The mental health app market in India is growing rapidly, but not all apps are created equal. This comparison focuses on the features that actually matter for mental health outcomes — not superficial design elements.
There is an important distinction between mental health apps (designed to address clinical symptoms using evidence-based approaches) and wellness apps (general wellbeing content with no specific therapeutic target). Mentis is firmly in the first category — built around CBT principles with personalisation driven by clinical AI.

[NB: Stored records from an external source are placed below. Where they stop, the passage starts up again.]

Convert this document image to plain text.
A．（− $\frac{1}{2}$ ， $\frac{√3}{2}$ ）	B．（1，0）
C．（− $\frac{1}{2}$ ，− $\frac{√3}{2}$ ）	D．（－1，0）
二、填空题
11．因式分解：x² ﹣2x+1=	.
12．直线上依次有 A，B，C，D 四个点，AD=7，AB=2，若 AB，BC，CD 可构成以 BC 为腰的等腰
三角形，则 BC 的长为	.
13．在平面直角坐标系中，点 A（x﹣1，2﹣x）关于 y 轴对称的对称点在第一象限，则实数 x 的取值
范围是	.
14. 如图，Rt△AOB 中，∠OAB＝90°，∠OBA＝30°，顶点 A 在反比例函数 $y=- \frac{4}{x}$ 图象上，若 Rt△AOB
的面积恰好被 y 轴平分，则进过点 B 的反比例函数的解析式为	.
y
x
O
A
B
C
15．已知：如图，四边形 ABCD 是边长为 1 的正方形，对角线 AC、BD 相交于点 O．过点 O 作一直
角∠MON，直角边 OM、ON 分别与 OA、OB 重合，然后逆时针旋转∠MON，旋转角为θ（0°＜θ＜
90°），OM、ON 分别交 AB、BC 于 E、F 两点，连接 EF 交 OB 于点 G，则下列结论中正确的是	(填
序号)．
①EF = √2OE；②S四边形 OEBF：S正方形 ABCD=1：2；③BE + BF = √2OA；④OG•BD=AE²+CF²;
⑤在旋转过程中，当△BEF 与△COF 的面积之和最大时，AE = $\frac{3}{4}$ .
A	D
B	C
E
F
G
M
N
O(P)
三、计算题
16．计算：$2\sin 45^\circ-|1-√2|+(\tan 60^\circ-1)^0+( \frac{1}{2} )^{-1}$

| Feature | Mentis | Generic Wellness Apps | Meditation-Only Apps |
|---|---|---|---|
| CBT-based chatbot | ✓ Yes | ✗ No | ✗ No |
| AI personalised plan | ✓ Gemini AI | ✗ No | ✗ No |
| Goal-based approach | ✓ Yes | Partial | ✗ No |
| Mood + energy + sleep tracking | ✓ Yes | Mood only | ✗ No |
| Guided journaling | ✓ Goal-specific prompts | Generic | ✗ No |
| Progress metrics | ✓ AI-selected metrics | ✗ No | ✗ No |
| Daily personalised activities | ✓ 3/day, AI-selected | Fixed library | Meditation only |
| Available in India | ✓ Built for India | Varies | ✓ Yes |
| Free tier | ✓ Yes | ✓ Yes | Limited |
| CBT condition support | ✓ Anxiety, depression, stress, OCD | ✗ No | ✗ No |
💡 The most important factor in choosing a mental health app is whether it is likely to produce real change in your symptoms and wellbeing. Generic content apps cannot do this — structured, personalised CBT-based tools can.